Likewise, when ice dancer Ben Agosto spoke of “really studying the character,” the eyes, they rolled. Of course, ice dancing is not to be confused with legitimate sport like, uh, figure skating.

If this is performance art, find yourself a loft in Soho. If you’re not about the score and all about a character, go be Snoopy on tour.

•Somebody fixes the judging. Yes, we know the old joke – it’s already fixed. But for all the hand-wringing about the revamped scoring system encouraging a dulling sameness, it has at least cut into the rewards-for-reputation marks that made it impossible for a newbie to win.

Now it’s time to loosen up enough to make the risk of more quad jumps worth it – and to pay off for skaters pushing the athletic envelope. When pairs veterans Rena Inoue and John Baldwin were actually downgraded for their throw triple axel – which no one else in the world does – it was something of a joke. (That Baldwin bitterly insisted the judges had already decided the winners before the competition was something of a joke, too.)

But how about some transparency? When event-deciding calls are made (and blown) in other sports, game officials can occasionally be solicited to clarify (or alibi). Not only is the judging anonymous in skating, no overseer can be dispatched to offer a rationale to a public that goes, “Huh?”

•Everyone quits whining about marks. Yes, it’s a contradiction. But it’s a judged endeavor. Skaters decide to pursue it on those terms. Complaining about what score you’re given is like a baseball player bemoaning that foul balls aren’t base hits.

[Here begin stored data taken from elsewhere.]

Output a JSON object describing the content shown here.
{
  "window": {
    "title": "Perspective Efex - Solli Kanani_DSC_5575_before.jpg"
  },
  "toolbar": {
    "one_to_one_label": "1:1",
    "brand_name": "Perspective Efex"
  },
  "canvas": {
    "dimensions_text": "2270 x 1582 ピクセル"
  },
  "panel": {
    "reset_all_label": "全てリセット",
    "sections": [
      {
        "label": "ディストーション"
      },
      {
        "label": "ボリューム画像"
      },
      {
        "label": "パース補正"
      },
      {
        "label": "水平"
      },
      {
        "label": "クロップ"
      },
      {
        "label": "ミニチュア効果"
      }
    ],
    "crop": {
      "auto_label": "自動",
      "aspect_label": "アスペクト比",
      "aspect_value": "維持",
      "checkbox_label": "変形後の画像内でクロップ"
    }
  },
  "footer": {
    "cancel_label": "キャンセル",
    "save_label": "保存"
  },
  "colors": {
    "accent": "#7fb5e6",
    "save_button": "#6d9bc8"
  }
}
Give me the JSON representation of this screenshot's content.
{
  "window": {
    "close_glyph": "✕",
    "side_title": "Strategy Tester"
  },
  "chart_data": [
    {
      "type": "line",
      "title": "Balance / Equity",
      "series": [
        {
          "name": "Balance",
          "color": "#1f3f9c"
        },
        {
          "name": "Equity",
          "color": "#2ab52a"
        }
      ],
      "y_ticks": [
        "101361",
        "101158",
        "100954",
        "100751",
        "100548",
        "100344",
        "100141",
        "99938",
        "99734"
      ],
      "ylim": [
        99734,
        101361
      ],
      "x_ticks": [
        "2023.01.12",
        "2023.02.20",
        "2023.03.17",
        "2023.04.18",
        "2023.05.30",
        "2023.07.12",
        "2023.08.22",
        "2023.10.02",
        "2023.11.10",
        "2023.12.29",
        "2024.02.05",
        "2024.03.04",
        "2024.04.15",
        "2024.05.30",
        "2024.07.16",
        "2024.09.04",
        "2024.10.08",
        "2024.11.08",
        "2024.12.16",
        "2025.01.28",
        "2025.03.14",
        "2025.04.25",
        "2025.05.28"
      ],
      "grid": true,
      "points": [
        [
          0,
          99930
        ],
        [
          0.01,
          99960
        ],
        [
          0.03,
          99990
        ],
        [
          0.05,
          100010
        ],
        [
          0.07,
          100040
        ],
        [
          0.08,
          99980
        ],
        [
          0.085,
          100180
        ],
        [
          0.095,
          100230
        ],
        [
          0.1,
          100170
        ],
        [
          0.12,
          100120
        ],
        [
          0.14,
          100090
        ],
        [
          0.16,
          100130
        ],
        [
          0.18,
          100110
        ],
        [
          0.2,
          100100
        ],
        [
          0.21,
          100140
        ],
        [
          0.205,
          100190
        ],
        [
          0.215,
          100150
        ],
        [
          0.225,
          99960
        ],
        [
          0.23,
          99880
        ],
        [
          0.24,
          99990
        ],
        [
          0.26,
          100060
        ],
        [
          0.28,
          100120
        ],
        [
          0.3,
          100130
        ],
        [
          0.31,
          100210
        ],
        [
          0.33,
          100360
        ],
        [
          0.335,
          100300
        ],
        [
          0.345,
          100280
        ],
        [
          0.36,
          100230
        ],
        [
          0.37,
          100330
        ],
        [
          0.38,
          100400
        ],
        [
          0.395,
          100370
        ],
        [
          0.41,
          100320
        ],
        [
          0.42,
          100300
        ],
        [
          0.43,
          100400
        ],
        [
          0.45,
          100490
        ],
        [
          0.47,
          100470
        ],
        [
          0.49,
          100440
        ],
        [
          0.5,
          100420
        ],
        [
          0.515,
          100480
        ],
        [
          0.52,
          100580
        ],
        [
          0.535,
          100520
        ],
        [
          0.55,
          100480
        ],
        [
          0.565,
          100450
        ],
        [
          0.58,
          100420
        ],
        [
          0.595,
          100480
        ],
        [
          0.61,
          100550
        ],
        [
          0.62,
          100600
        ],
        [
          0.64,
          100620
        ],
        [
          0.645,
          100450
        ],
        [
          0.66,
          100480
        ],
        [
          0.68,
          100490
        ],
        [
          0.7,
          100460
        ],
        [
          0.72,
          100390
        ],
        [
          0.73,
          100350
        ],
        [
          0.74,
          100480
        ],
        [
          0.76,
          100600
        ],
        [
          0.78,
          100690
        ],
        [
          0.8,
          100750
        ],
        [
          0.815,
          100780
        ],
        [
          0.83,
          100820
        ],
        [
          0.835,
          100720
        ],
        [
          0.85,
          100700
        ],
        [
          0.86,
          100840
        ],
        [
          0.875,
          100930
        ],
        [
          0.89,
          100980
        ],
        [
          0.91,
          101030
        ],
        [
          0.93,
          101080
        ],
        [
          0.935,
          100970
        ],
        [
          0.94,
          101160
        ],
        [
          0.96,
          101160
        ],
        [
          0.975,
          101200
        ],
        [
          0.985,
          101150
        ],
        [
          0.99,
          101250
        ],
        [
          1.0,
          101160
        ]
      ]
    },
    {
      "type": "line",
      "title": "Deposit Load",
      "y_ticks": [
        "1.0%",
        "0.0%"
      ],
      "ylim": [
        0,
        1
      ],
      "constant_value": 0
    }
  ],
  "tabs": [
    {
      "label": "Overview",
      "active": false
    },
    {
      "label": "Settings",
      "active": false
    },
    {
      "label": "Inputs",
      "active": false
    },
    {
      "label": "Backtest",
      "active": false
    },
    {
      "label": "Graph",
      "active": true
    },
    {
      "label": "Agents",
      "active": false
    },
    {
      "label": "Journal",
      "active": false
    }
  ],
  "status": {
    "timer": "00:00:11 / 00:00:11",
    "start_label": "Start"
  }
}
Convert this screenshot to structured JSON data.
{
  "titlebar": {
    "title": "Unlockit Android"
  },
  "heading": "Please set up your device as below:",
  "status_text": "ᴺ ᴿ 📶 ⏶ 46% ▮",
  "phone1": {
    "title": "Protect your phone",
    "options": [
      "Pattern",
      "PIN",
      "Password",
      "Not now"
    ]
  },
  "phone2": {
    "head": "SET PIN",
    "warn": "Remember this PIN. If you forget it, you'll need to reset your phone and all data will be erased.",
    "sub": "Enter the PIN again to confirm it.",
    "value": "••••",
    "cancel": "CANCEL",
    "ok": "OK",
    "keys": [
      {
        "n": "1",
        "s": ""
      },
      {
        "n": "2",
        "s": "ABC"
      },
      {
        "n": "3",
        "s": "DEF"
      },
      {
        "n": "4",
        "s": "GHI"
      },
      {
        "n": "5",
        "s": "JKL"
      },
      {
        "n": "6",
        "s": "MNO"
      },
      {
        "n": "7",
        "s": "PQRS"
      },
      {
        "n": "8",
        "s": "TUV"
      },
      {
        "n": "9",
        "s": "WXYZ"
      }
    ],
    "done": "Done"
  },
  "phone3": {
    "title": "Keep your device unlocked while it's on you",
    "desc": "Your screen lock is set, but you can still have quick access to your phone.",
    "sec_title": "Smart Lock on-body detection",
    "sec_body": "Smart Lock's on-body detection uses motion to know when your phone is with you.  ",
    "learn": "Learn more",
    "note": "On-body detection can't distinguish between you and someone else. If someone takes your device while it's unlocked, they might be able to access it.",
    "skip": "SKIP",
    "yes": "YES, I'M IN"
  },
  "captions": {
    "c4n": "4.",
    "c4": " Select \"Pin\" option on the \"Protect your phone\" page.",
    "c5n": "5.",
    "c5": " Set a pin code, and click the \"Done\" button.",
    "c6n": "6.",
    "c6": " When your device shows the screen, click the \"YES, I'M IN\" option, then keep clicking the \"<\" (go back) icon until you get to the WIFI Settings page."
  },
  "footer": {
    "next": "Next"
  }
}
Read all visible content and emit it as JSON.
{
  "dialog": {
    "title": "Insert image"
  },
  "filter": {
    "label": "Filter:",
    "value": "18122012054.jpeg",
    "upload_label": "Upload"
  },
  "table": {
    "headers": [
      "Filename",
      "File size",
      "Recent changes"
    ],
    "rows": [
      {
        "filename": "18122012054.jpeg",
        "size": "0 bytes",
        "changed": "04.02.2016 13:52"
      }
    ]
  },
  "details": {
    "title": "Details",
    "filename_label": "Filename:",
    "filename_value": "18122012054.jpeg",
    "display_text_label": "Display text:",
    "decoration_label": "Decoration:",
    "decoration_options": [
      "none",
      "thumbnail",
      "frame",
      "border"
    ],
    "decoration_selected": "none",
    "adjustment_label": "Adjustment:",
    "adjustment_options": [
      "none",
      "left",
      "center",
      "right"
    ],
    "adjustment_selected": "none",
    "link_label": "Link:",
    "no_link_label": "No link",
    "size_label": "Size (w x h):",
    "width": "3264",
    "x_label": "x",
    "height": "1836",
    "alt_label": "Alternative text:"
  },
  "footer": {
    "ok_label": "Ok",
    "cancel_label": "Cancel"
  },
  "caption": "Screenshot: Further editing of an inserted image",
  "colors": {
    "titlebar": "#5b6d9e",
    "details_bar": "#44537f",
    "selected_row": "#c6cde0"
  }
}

•You stop turning this into Halloween. Costuming is beyond parody. Did you see the ice dancing guy Friday dressed as an Aztecan transvestite Hells Angel?

•You start making sense. Stretching the senior events over two weekends may have been the usual sop to TV, though U.S. Figure Skating executive director David Raith tried to spin it as an accommodation to the athletes. Even when he was in Spokane last weekend, Weir ripped the format, noting that he’d fly home to the East Coast, then have to return to Spokane for today’s exhibition and miss training time.

Meanwhile, out-of-town ticket buyers who couldn’t afford 10 days of hotel or two round trips got priced out of seeing it all.

And while the overall record will fall, attendance for the senior events actually dropped by an average of 1,000 a session from 2007.

Spokane loves skating, it seems. Doesn’t mean it can’t be tough love, too.